4. It has been contended on behalf of the prosecution before us that every order of a Court requiring a person to do a certain act is an injunction. I cannot for one moment yield to that argument. An injunction has been recognized throughout legal history to have a defined meaning. It is, in its essence, the grant of a mode of relief consequential upon an infringement of a legal right. Where a party has had a right invaded then the Court would interfere; and consequential to a declaration that the party injured has had his right infringed, the Court grants relief by way of injunction restraining the invader from causing further injury.
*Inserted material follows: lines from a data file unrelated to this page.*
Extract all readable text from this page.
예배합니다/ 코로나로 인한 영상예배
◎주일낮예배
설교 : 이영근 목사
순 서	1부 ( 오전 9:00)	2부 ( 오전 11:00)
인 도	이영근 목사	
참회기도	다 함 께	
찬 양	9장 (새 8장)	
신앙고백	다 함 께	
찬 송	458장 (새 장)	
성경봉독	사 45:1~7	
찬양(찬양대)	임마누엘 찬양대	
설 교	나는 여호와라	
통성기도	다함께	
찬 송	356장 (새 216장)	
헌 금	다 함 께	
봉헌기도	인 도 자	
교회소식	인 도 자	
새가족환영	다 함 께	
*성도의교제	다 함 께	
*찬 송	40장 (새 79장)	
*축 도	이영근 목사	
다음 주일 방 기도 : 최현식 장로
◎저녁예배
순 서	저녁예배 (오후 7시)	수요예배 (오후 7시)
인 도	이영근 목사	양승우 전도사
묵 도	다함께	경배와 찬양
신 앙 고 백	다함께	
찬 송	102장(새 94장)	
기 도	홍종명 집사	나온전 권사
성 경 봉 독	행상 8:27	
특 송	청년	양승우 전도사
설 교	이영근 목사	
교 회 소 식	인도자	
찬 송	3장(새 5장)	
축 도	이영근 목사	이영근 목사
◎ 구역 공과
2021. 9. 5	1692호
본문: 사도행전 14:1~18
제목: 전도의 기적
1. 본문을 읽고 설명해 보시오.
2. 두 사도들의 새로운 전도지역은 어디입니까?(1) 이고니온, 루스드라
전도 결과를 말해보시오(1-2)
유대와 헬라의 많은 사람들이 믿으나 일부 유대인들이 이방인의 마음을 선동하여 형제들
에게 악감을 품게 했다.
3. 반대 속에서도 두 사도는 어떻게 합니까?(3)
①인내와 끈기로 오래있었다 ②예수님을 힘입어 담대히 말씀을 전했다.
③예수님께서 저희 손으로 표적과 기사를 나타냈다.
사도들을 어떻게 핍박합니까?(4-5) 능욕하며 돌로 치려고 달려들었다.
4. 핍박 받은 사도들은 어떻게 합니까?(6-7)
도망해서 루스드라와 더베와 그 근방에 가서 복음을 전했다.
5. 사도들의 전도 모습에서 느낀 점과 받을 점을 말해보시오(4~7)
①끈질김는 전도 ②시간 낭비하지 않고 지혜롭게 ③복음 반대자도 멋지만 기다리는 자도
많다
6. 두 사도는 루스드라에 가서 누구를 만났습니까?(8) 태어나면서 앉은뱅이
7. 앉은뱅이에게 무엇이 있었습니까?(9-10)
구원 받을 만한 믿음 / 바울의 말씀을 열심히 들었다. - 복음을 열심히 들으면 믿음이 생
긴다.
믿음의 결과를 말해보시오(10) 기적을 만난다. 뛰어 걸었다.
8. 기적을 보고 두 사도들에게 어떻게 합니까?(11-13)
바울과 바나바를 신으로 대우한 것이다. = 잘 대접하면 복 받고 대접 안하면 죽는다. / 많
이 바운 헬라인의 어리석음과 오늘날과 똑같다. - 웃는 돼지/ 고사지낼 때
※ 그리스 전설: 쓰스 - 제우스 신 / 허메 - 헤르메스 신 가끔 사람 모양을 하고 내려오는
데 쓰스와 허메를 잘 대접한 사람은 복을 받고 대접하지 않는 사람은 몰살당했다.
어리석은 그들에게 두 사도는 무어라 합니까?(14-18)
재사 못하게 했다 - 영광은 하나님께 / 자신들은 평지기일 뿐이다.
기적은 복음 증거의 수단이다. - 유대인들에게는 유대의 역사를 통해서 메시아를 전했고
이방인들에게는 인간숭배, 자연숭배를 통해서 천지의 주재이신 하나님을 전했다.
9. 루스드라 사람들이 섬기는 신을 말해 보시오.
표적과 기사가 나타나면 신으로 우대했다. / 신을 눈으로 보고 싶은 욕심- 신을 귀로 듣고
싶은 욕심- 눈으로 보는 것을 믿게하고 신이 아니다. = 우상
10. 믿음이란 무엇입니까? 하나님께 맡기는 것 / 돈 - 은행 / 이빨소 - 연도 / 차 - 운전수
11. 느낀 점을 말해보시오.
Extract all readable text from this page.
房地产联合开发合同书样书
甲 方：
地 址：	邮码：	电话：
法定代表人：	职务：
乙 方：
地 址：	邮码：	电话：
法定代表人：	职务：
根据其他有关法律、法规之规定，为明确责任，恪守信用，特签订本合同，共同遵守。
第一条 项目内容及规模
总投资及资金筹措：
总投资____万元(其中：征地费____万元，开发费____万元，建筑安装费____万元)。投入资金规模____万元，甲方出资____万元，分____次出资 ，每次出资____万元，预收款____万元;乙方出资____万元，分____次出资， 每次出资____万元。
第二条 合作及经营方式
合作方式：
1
No better definition of the word injunction could be found than that given in Wharton's Law Lexicon, where it is stated that an injunction forms part of a decree made at a hearing upon the merits, whereby the defendant is perpetually inhibited from the assertion of a right, or perpetually restrained from commission of an act contrary to equity and good conscience." Now we are unable to hold that the order embodied in the decree of the 10th of June 1916 was an order by way of consequential relief following from any declaration of a right that the plaintiff was entitled to in the suit. It was a mere order passed by the Court itself requiring the defendant to do an act to enable the Court to carry out its preliminary decree and do justice between the parties. In no sense was that an order consequential upon the right of the plaintiff to have an account rendered as ' between himself and the defendant, petitioner No. 3. We cannot give to the word "injunction" the very loose and general meaning which has been contended for by the learned Vakil for the prosecution and which has been sanctioned by the lower Courts. Consequently it appears to us that there was no refusal by the petitioner to obey an injunction issued by, the Court within the meaning of Order XXI, Rule 32, and no order could, therefore, legally have been passed by reason of the decree of the 10th of June to justify the arrest of the petitioner No. 3. Consequently his arrest was unlawful and illegal and he was not liable to be prosecuted jointly with the other accused, petitioners Nos. 1 and 2, for offences under Sections 186 and 225 B of the Indian Penal Code. I, therefore, consider we are bound to set aside the conviction and sentence passed upon the petitioners; and the petitioners, being on bail, are discharged from their bail.
Mullick, J.
5. I agree. In my opinion an injunction is a just and convenient remedy for the purpose of protecting or enforcing the legal rights of the parties either as enacted by law or allowed by equity. In the present case the preliminary decree for account was not an injunction in this view of the meaning of the word; and, therefore, the conviction and sentence in my opinion are unsustainable.